Let it dry for a day once you are finished attaching the material.
The same mould may be used to create all the luminaires, but I produced three molds instead to allow them to all dry at once and to save time.
Once the material has set, remove it from the mould and dry it completely in the sun or a dehydrator.
Cut the tape covering the mold with a pair of scissors to release the set luminaire.
Step 5: Dyeing the Luminaire
Put the beetroots and the white wool thread in a pot and add water to fill the pot halfway. begin by cooking beets for 30 minutes at a high temperature. The dye is prepared if the water has turned maroon. Take the pot off the heat and let it cool.
Wearing rubber gloves, remove the beets and the wool thread from the pot once it has cooled, and your natural dye is then ready. Set aside the naturally dyed wool to dry.
Luminaire 1: When the wool had dried, I took it and knotted it on the holes I had drilled after it has dried, but you can tie it however you like.
Luminaire 2: I painted the bottom, which has a cracked appearance, using a painting brush to make it more vivid. I started by diluting the dye water to create a lighter layer, and then I used beet peels to intensify the color at the top and bottom of the cracked look. Any brush size can be used.

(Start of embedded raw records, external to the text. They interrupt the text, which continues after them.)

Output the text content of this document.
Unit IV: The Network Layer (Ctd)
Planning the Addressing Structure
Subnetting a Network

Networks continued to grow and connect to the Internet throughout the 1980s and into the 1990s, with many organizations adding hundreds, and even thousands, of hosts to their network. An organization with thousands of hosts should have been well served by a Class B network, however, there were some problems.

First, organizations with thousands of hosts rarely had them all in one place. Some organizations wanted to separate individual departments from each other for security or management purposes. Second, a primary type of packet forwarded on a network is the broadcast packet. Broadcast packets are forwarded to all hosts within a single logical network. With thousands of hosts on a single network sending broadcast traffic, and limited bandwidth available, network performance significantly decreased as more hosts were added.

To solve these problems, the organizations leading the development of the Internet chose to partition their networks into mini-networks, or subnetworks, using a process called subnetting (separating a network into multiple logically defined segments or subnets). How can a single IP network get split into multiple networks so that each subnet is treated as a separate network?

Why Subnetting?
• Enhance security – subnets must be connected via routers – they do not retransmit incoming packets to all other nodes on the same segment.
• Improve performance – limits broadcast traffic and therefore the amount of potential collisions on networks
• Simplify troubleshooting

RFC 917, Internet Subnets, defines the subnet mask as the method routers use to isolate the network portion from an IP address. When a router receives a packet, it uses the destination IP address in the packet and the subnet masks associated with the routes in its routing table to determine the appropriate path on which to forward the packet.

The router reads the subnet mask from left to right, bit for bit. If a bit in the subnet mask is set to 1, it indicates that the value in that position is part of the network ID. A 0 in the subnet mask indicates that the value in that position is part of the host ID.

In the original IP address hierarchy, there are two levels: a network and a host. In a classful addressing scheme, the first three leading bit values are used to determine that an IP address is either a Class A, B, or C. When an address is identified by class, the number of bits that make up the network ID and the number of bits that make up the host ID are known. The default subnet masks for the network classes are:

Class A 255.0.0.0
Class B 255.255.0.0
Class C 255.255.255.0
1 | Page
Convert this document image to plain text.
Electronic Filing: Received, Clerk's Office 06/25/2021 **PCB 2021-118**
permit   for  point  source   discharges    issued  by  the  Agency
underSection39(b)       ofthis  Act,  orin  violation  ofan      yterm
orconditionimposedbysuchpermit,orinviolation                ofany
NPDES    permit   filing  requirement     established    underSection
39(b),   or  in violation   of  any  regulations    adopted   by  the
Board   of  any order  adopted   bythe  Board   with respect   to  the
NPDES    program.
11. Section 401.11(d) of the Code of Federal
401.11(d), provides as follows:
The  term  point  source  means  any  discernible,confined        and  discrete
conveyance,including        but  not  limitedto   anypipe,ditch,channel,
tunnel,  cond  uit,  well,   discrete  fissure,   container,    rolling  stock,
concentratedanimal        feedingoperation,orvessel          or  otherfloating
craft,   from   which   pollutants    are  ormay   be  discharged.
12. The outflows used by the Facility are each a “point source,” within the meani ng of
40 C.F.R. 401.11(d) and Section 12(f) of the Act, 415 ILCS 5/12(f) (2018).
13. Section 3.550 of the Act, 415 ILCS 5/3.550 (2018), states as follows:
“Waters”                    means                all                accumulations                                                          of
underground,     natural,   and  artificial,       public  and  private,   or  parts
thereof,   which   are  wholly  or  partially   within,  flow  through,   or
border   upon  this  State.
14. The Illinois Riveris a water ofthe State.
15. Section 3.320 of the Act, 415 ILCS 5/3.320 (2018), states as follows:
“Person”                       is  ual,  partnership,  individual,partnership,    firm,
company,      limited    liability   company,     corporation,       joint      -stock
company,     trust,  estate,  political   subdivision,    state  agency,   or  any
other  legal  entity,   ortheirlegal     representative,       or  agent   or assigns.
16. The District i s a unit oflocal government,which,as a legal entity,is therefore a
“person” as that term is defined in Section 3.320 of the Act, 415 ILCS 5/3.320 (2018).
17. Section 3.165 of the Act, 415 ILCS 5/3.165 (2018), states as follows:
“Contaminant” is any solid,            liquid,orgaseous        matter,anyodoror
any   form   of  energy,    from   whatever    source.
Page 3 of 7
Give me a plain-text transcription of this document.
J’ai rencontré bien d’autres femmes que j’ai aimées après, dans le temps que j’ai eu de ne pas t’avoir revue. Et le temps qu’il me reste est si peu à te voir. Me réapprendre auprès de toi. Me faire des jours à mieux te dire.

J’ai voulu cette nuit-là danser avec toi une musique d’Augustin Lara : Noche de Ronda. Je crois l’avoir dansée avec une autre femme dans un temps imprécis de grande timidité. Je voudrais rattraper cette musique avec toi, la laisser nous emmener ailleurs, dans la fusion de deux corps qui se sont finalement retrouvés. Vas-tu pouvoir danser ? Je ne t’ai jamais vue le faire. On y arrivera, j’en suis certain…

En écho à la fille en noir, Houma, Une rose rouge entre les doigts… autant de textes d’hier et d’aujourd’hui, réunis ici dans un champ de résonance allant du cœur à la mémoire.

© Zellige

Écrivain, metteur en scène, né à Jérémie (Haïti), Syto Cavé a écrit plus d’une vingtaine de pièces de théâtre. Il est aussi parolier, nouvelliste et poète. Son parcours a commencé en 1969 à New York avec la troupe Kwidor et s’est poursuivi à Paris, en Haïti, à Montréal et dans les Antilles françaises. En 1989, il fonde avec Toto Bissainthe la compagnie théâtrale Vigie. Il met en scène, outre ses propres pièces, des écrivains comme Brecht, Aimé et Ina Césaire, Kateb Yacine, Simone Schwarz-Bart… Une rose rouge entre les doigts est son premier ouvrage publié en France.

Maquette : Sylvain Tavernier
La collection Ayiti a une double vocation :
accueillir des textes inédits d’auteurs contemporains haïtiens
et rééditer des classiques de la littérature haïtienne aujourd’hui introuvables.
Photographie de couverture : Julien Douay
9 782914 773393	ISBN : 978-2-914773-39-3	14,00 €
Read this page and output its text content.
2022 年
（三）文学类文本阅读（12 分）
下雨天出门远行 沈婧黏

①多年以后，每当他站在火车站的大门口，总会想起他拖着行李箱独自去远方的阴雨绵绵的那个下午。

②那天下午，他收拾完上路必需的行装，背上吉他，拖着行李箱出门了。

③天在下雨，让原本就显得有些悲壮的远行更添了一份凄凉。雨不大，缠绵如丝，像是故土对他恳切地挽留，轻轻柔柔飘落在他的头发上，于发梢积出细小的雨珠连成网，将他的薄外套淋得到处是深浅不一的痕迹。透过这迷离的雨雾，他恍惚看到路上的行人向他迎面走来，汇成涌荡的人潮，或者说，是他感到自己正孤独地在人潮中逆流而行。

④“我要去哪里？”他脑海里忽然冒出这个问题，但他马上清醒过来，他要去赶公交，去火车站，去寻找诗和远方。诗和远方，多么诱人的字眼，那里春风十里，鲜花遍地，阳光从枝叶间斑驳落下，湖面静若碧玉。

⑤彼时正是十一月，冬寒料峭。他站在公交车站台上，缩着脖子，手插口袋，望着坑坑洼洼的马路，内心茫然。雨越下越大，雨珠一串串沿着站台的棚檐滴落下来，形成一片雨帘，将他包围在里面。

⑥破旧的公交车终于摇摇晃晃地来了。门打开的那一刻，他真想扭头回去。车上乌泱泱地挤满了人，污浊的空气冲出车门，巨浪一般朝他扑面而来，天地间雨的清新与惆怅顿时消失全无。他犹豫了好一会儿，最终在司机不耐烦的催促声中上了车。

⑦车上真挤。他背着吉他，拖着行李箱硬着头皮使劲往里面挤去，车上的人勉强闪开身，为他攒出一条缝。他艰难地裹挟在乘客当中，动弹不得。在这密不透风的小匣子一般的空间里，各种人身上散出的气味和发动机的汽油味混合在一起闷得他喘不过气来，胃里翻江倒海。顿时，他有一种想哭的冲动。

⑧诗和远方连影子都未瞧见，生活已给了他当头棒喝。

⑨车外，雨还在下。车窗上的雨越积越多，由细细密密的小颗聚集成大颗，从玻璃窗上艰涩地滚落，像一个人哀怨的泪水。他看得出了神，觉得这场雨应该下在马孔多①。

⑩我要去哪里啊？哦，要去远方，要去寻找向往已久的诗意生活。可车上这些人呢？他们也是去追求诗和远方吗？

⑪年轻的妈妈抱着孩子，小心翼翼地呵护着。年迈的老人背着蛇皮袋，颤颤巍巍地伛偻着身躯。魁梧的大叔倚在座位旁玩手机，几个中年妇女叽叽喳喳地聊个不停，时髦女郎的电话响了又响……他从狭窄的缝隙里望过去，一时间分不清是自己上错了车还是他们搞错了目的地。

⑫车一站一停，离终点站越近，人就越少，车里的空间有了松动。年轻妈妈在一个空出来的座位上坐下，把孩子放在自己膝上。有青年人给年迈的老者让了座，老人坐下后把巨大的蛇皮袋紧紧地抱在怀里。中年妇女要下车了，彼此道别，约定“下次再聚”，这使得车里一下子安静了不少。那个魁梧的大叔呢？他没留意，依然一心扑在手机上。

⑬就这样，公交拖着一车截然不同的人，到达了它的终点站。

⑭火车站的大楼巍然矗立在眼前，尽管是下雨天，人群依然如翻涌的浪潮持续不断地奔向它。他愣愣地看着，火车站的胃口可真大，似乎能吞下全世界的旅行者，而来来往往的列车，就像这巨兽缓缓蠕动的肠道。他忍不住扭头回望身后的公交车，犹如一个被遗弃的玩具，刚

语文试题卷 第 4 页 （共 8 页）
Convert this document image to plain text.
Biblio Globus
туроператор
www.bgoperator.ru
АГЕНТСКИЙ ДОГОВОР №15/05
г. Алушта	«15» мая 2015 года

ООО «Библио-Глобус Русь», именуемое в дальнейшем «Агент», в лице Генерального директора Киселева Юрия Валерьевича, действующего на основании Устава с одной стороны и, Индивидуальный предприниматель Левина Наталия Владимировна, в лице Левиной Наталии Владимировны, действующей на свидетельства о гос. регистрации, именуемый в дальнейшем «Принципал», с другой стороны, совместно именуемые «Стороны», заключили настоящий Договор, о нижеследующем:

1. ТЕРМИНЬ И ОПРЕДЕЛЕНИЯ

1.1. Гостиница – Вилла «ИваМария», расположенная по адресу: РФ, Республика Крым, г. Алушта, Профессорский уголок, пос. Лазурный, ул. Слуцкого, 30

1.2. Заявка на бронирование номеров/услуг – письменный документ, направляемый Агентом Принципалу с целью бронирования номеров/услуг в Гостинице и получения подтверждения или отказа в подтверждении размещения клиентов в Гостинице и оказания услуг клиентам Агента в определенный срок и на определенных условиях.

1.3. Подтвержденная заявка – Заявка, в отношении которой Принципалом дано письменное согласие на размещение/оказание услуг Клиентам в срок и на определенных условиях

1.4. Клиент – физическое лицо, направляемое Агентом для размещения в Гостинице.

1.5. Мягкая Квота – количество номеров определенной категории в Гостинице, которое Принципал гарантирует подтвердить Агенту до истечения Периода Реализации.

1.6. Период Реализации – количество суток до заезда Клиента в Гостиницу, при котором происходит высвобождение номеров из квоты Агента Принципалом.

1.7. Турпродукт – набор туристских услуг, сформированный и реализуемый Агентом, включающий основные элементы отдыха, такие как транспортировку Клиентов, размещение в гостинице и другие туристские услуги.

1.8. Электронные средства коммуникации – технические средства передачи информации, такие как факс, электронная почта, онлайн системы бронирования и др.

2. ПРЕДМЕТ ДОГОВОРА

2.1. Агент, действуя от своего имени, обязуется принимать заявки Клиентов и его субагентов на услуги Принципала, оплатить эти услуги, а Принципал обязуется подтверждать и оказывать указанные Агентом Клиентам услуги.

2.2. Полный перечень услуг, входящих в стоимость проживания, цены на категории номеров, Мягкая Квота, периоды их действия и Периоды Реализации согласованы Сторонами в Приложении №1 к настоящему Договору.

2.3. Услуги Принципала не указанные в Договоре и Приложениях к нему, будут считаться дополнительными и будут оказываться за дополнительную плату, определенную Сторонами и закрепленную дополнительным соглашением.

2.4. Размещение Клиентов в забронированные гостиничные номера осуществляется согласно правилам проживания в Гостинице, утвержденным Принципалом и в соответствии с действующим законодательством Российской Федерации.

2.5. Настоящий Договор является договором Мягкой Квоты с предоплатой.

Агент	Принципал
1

Luminaire 3: I started by dyeing the luminaire's entire surface. I grabbed the wet beetroot peels and strewnly affixed them to the luminaire when it had dried. They will use the sugar-water from the beet peels to bond, so no glue is required.
Step 6: Completing the Luminaire
After the luminaires have had time to set, install the LED strip lights inside of them. Attach them in a spiral manner.
Step 7: Hang the Luminaires and Enjoy!